The challenge of data protection in the era of bots

The challenge of data protection in the era of bots

SnatchBot Team SnatchBot Team, 26/04/2018

Bots are computer programs powered by AI. They understand your requests and can respond to them in human language. They are expanding at breakneck speed: Gartner forecasts that more than 85% of customer interactions will be managed without a human by 2020.

Bot builders are working hard to make their creations as friendly as possible. They want to imitate feelings to encourage users to feel empathy for their bots and create a sense of friendship. But when you talk to a bot, you behave differently. Since you know you’re talking to a machine, you have no filter, no fear to be judged, and speak more freely. This explains why bots receive so many insults : you are not afraid to hurt the feelings of a program.

Why should you be concerned by the protection of your data?

What we’re calling personal data includes your identity (name, surname, age, gender, nationality), your contact details (email, phone number, mailing address), and administrative information such as bank or insurance details. Sensitive data includes ethnicity, political, philosophical or religious opinions, information about your health or your sex life as well as any offenses and criminal record.

What are the risks of sharing such data? Companies may sell your data

Companies can buy your personal information to target their ads, as I’m sure you’re aware of. To figure out how much each bit of personal information is worth for marketers, the Financial Times has done an interactive simulator to show the value of your profile. In this study, general information about identity is worth $0,0005 per person, or $0,50 per 1000 people. But when you provide information about spending habits, interests, family situation or health, the value increases considerably.

Rights and obligations linked to data protection: what the law says

Considering the importance of data protection, the European Parliament has voted a law called General Data Protection Regulation (GDPR), adopted on the 14th april 2016 and coming into application on the 25th May 2018.

This law is directly applicable in the Member States, without transposition and will apply to any company that collects, processes and stores personal data of European citizens. GDPR will start in May 2018 and will harmonize regulatory frame applicable to all EU member states, but also spreading its application outside EU for companies processing data of European citizens.

GDPR requires the explicit consent of the data subject and gives them a better control of their personal data. In the context of collecting personal data, companies are required to inform users about the object of the data collection and the time of the data conservation. In addition, they must allow data subjects to have full control over their data.

Mandatory procedures within companies

To be compliant with the GDPR, companies have to nominate a Data Protection Officer to insure the respect of new data policies, to advise the company’s employees on its application and to act as a point of contact with the supervisory authority. Moreover, companies have to define the correct documentation to insure the authorities of the respect of data procedures on requests.

They also have to ensure privacy by design (that means integrating data from the very beginning of the design of products or services) and implement an impact study to identify the risks of data breaches and the actions to be taken to reduce them. In case of data breaches, companies have to notify the competent authority in a short timeframe, as well as the owners of the data concerned.

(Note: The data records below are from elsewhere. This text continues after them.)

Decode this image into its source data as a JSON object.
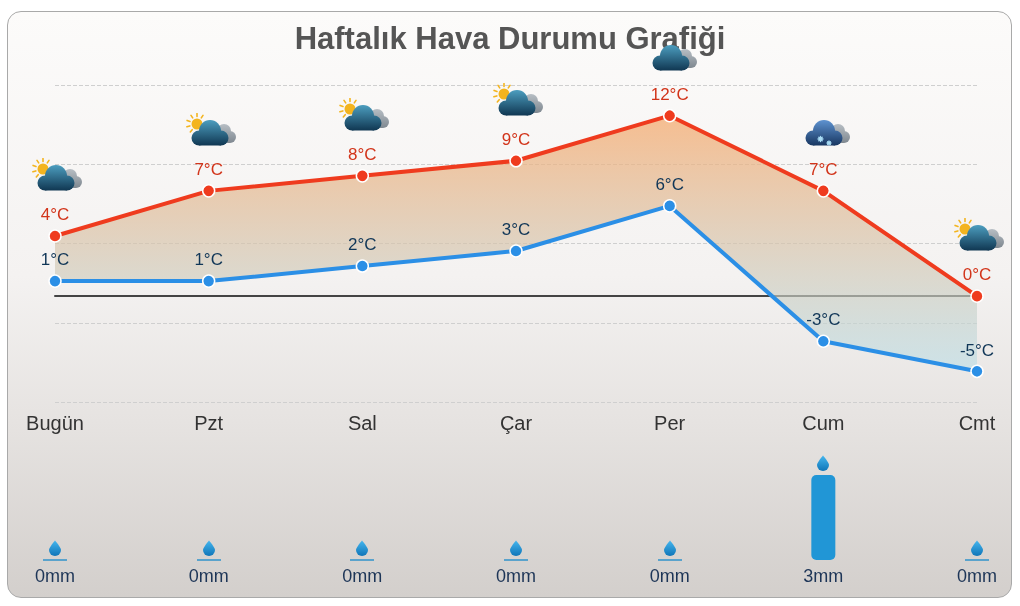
{
  "chart_data": [
    {
      "type": "line",
      "title": "Haftalık Hava Durumu Grafiği",
      "categories": [
        "Bugün",
        "Pzt",
        "Sal",
        "Çar",
        "Per",
        "Cum",
        "Cmt"
      ],
      "series": [
        {
          "color": "#ef3b1e",
          "values": [
            4,
            7,
            8,
            9,
            12,
            7,
            0
          ],
          "value_labels": [
            "4°C",
            "7°C",
            "8°C",
            "9°C",
            "12°C",
            "7°C",
            "0°C"
          ]
        },
        {
          "color": "#2b8fe6",
          "values": [
            1,
            1,
            2,
            3,
            6,
            -3,
            -5
          ],
          "value_labels": [
            "1°C",
            "1°C",
            "2°C",
            "3°C",
            "6°C",
            "-3°C",
            "-5°C"
          ]
        }
      ],
      "grid": "y",
      "tick_labels": "x",
      "marker": "circle",
      "line_style": "solid"
    },
    {
      "type": "bar",
      "categories": [
        null,
        null,
        null,
        null,
        null,
        null,
        null
      ],
      "values": [
        0,
        0,
        0,
        0,
        0,
        3,
        0
      ],
      "value_labels": [
        "0mm",
        "0mm",
        "0mm",
        "0mm",
        "0mm",
        "3mm",
        "0mm"
      ],
      "color": "#2196d6",
      "tick_labels": false
    }
  ]
}
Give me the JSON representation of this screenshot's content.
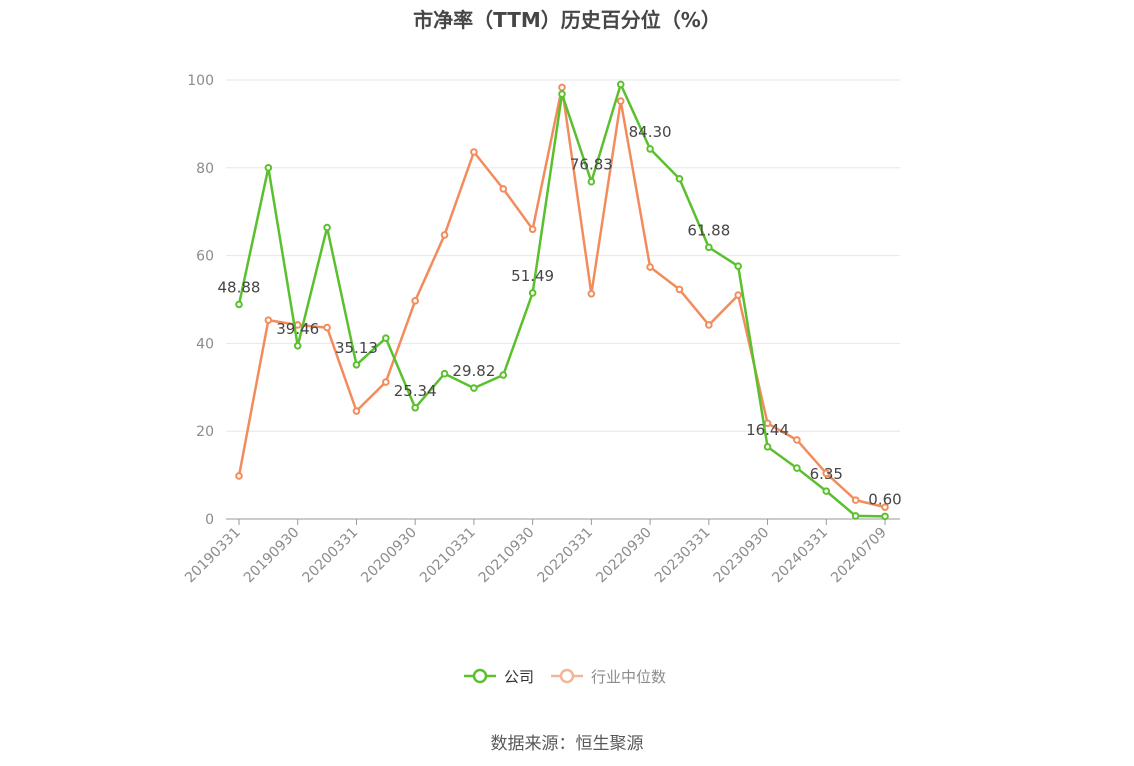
{
  "title": "市净率（TTM）历史百分位（%）",
  "source": "数据来源：恒生聚源",
  "colors": {
    "company": "#5ac02e",
    "industry": "#f28c5c",
    "legend_inactive": "#f4b49a",
    "grid": "#e6e6ee",
    "axis": "#999999"
  },
  "chart_data": {
    "type": "line",
    "ylim": [
      0,
      100
    ],
    "yticks": [
      0,
      20,
      40,
      60,
      80,
      100
    ],
    "x": [
      "20190331",
      "20190630",
      "20190930",
      "20191231",
      "20200331",
      "20200630",
      "20200930",
      "20201231",
      "20210331",
      "20210630",
      "20210930",
      "20211231",
      "20220331",
      "20220630",
      "20220930",
      "20221231",
      "20230331",
      "20230630",
      "20230930",
      "20231231",
      "20240331",
      "20240630",
      "20240709"
    ],
    "x_tick_labels": [
      "20190331",
      "20190930",
      "20200331",
      "20200930",
      "20210331",
      "20210930",
      "20220331",
      "20220930",
      "20230331",
      "20230930",
      "20240331",
      "20240709"
    ],
    "x_tick_indices": [
      0,
      2,
      4,
      6,
      8,
      10,
      12,
      14,
      16,
      18,
      20,
      22
    ],
    "series": [
      {
        "name": "公司",
        "color_key": "company",
        "values": [
          48.88,
          80.0,
          39.46,
          66.4,
          35.13,
          41.2,
          25.34,
          33.1,
          29.82,
          32.8,
          51.49,
          96.8,
          76.83,
          99.0,
          84.3,
          77.5,
          61.88,
          57.6,
          16.44,
          11.6,
          6.35,
          0.7,
          0.6
        ]
      },
      {
        "name": "行业中位数",
        "color_key": "industry",
        "values": [
          9.8,
          45.3,
          44.2,
          43.6,
          24.6,
          31.2,
          49.7,
          64.7,
          83.6,
          75.2,
          66.0,
          98.3,
          51.3,
          95.2,
          57.4,
          52.3,
          44.2,
          51.0,
          21.8,
          18.0,
          10.4,
          4.3,
          2.7
        ]
      }
    ],
    "data_labels": [
      {
        "index": 0,
        "text": "48.88"
      },
      {
        "index": 2,
        "text": "39.46"
      },
      {
        "index": 4,
        "text": "35.13"
      },
      {
        "index": 6,
        "text": "25.34"
      },
      {
        "index": 8,
        "text": "29.82"
      },
      {
        "index": 10,
        "text": "51.49"
      },
      {
        "index": 12,
        "text": "76.83"
      },
      {
        "index": 14,
        "text": "84.30"
      },
      {
        "index": 16,
        "text": "61.88"
      },
      {
        "index": 18,
        "text": "16.44"
      },
      {
        "index": 20,
        "text": "6.35"
      },
      {
        "index": 22,
        "text": "0.60"
      }
    ],
    "legend": [
      "公司",
      "行业中位数"
    ],
    "legend_position": "bottom-center",
    "grid": true
  }
}
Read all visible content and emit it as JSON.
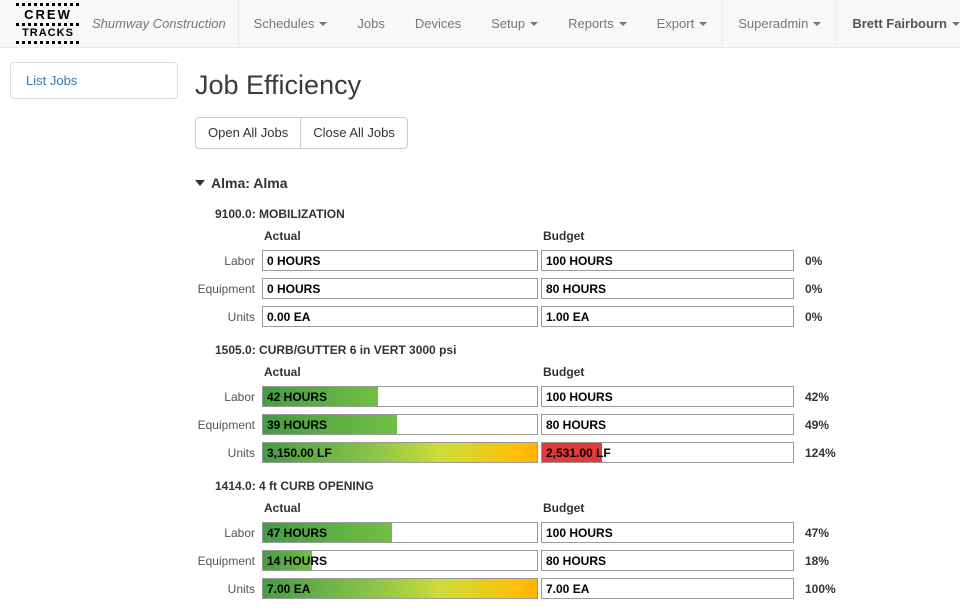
{
  "navbar": {
    "logo": {
      "line1": "CREW",
      "line2": "TRACKS"
    },
    "brand": "Shumway Construction",
    "items": [
      {
        "label": "Schedules",
        "dropdown": true
      },
      {
        "label": "Jobs",
        "dropdown": false
      },
      {
        "label": "Devices",
        "dropdown": false
      },
      {
        "label": "Setup",
        "dropdown": true
      },
      {
        "label": "Reports",
        "dropdown": true
      },
      {
        "label": "Export",
        "dropdown": true
      }
    ],
    "right_items": [
      {
        "label": "Superadmin",
        "dropdown": true
      },
      {
        "label": "Brett Fairbourn",
        "dropdown": true
      }
    ]
  },
  "sidebar": {
    "items": [
      {
        "label": "List Jobs"
      }
    ]
  },
  "main": {
    "title": "Job Efficiency",
    "open_all_label": "Open All Jobs",
    "close_all_label": "Close All Jobs",
    "group": {
      "label": "Alma: Alma",
      "collapsed": false
    },
    "columns": {
      "actual": "Actual",
      "budget": "Budget"
    },
    "jobs": [
      {
        "title": "9100.0: MOBILIZATION",
        "rows": [
          {
            "label": "Labor",
            "actual": "0 HOURS",
            "budget": "100 HOURS",
            "pct": "0%",
            "pct_value": 0
          },
          {
            "label": "Equipment",
            "actual": "0 HOURS",
            "budget": "80 HOURS",
            "pct": "0%",
            "pct_value": 0
          },
          {
            "label": "Units",
            "actual": "0.00 EA",
            "budget": "1.00 EA",
            "pct": "0%",
            "pct_value": 0
          }
        ]
      },
      {
        "title": "1505.0: CURB/GUTTER 6 in VERT 3000 psi",
        "rows": [
          {
            "label": "Labor",
            "actual": "42 HOURS",
            "budget": "100 HOURS",
            "pct": "42%",
            "pct_value": 42
          },
          {
            "label": "Equipment",
            "actual": "39 HOURS",
            "budget": "80 HOURS",
            "pct": "49%",
            "pct_value": 49
          },
          {
            "label": "Units",
            "actual": "3,150.00 LF",
            "budget": "2,531.00 LF",
            "pct": "124%",
            "pct_value": 124
          }
        ]
      },
      {
        "title": "1414.0: 4 ft CURB OPENING",
        "rows": [
          {
            "label": "Labor",
            "actual": "47 HOURS",
            "budget": "100 HOURS",
            "pct": "47%",
            "pct_value": 47
          },
          {
            "label": "Equipment",
            "actual": "14 HOURS",
            "budget": "80 HOURS",
            "pct": "18%",
            "pct_value": 18
          },
          {
            "label": "Units",
            "actual": "7.00 EA",
            "budget": "7.00 EA",
            "pct": "100%",
            "pct_value": 100
          }
        ]
      }
    ]
  },
  "colors": {
    "bar_green": "#449d44",
    "bar_yellow": "#ffc107",
    "over_red": "#e4393c",
    "link_blue": "#337ab7",
    "navbar_bg": "#f8f8f8"
  }
}
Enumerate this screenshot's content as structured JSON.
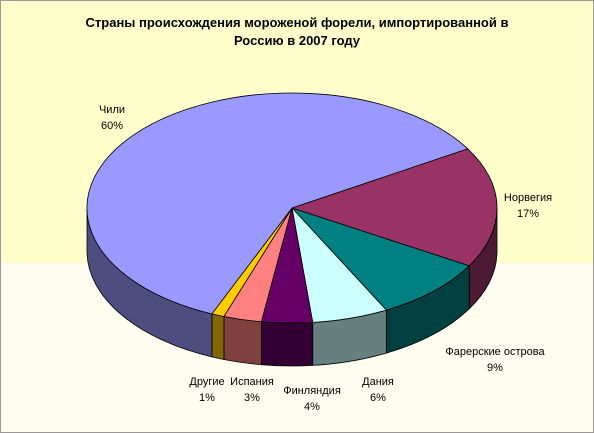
{
  "chart_data": {
    "type": "pie3d",
    "title": "Страны происхождения мороженой форели, импортированной в Россию в 2007 году",
    "categories": [
      "Норвегия",
      "Фарерские острова",
      "Дания",
      "Финляндия",
      "Испания",
      "Другие",
      "Чили"
    ],
    "values": [
      17,
      9,
      6,
      4,
      3,
      1,
      60
    ],
    "value_labels": [
      "17%",
      "9%",
      "6%",
      "4%",
      "3%",
      "1%",
      "60%"
    ],
    "colors": [
      "#993366",
      "#008080",
      "#ccffff",
      "#660066",
      "#ff8080",
      "#ffcc00",
      "#9999ff"
    ]
  }
}
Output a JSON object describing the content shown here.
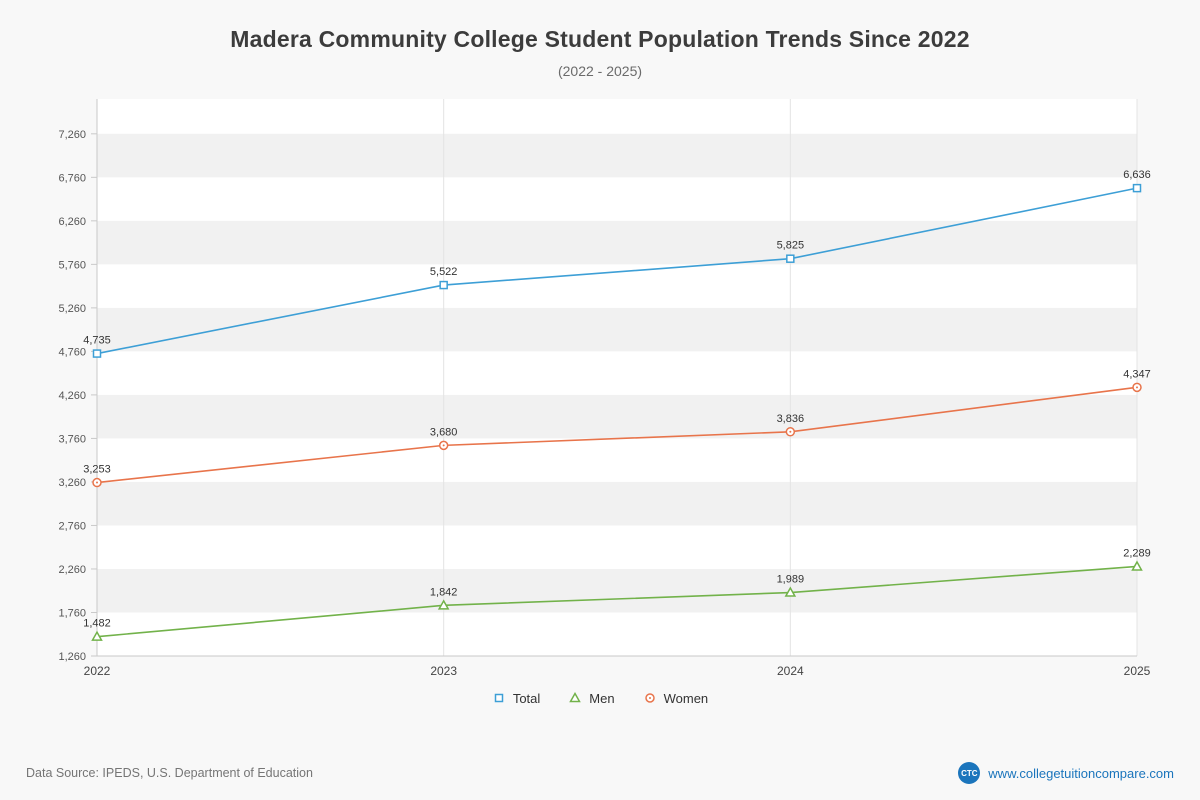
{
  "header": {
    "title": "Madera Community College Student Population Trends Since 2022",
    "subtitle": "(2022 - 2025)"
  },
  "chart_data": {
    "type": "line",
    "categories": [
      "2022",
      "2023",
      "2024",
      "2025"
    ],
    "series": [
      {
        "name": "Total",
        "color": "#3d9fd6",
        "marker": "square",
        "values": [
          4735,
          5522,
          5825,
          6636
        ]
      },
      {
        "name": "Men",
        "color": "#72b24a",
        "marker": "triangle",
        "values": [
          1482,
          1842,
          1989,
          2289
        ]
      },
      {
        "name": "Women",
        "color": "#e8744b",
        "marker": "circle",
        "values": [
          3253,
          3680,
          3836,
          4347
        ]
      }
    ],
    "title": "Madera Community College Student Population Trends Since 2022",
    "subtitle": "(2022 - 2025)",
    "xlabel": "",
    "ylabel": "",
    "ylim": [
      1260,
      7660
    ],
    "yticks": [
      1260,
      1760,
      2260,
      2760,
      3260,
      3760,
      4260,
      4760,
      5260,
      5760,
      6260,
      6760,
      7260
    ],
    "grid": true,
    "legend_position": "bottom",
    "band_color": "#f1f1f1",
    "plot_background": "#ffffff",
    "axis_color": "#c9c9c9",
    "gridline_color": "#e4e4e4",
    "tick_label_color": "#555555",
    "data_label_color": "#333333"
  },
  "footer": {
    "source": "Data Source: IPEDS, U.S. Department of Education",
    "logo": "CTC",
    "website": "www.collegetuitioncompare.com"
  }
}
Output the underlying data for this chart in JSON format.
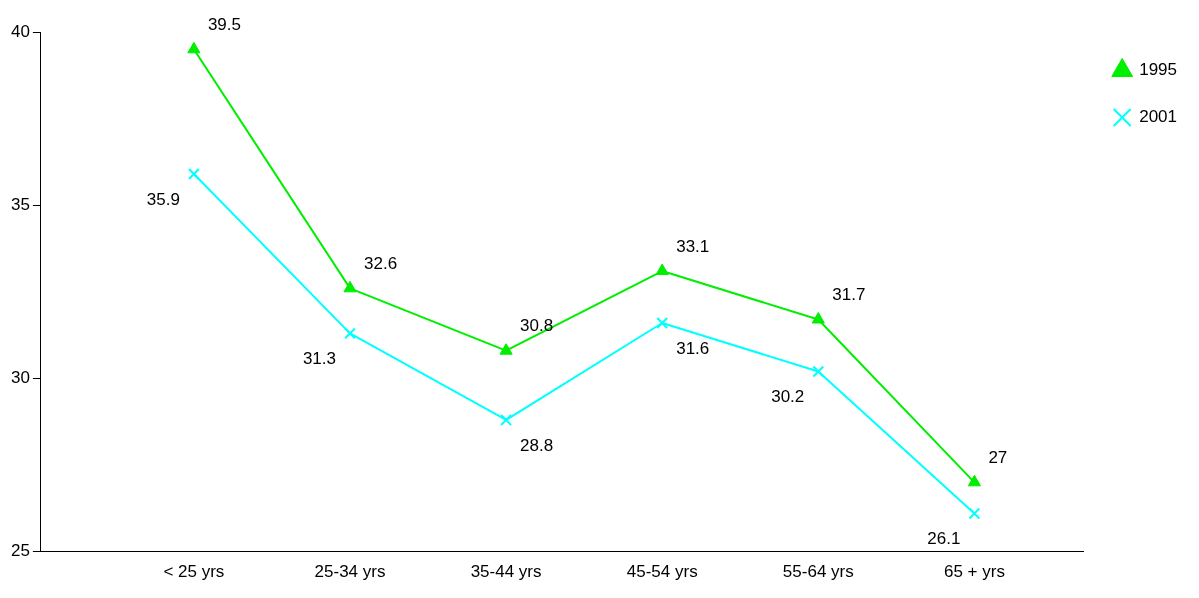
{
  "chart_data": {
    "type": "line",
    "categories": [
      "< 25 yrs",
      "25-34 yrs",
      "35-44 yrs",
      "45-54 yrs",
      "55-64 yrs",
      "65 + yrs"
    ],
    "series": [
      {
        "name": "1995",
        "color": "#00ee00",
        "marker": "triangle",
        "values": [
          39.5,
          32.6,
          30.8,
          33.1,
          31.7,
          27
        ]
      },
      {
        "name": "2001",
        "color": "#00ffff",
        "marker": "cross",
        "values": [
          35.9,
          31.3,
          28.8,
          31.6,
          30.2,
          26.1
        ]
      }
    ],
    "ylim": [
      25,
      40
    ],
    "yticks": [
      25,
      30,
      35,
      40
    ],
    "grid": false,
    "legend": "top right",
    "data_labels": true,
    "line_style": "solid"
  }
}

As Bot Builders, what should we do?

The first thing to do is to appoint a DPO, responsible for the management of personal data, whatever the size of your company. The DPO should then map the personal data of your company, determining the following:

  • Which pieces of data are collected? Among them, which are personal data and which ones are sensitive?
  • When are they recorded? Before the user communicates with the bot, does it inform him/her of the collection of his/her data?
  • Where are they kept? Are there provisions to protect them?
  • Who can access this data?

Once the mapping has been completed, the DPO will have to put in place procedures to ensure data security. These procedures have to fix the following points:

  • Are the media (computers, flash drives, hard drives, etc) that may contain personal data encrypted to avoid leaks in case of theft?
  • Is the password policy strong enough to secure the access of data owned by the company?
  • Could the company anonymize the collected data to ensure personal data protection while maintaining the possibility to produce statistics?
  • Are there procedures for :
    • collecting the consent of the data subject?
    •  informing the data subject of his rights towards his data? 
    • answering requests for information by the data subject?
    • ensuring the detection of data breaches?
  • Has the company planned to realized a Data protection Impact Assessment, to evaluate the level of data protection security deployed by the company, and the weak points of the device?
  • In case of a data breach, what are the procedures planned to communicate the incident to the authorities and to data subjects concerned?
  • And finally, has the company defined a code of conducts to act ethically and protect personal data?

Once the procedures have been established, the DPO will be responsible for enforcing them, including conducting audits and communicating to the team, making them aware of the procedures and the matter of personal data protection.

Chatbots will quickly prove themselves useful for GDPR compliance: they can help get consent, update information or offer accessible opt-out options for prospects. Essentially, they reduce the pain and the necessary steps required to update your customer, prospect or candidates’ files.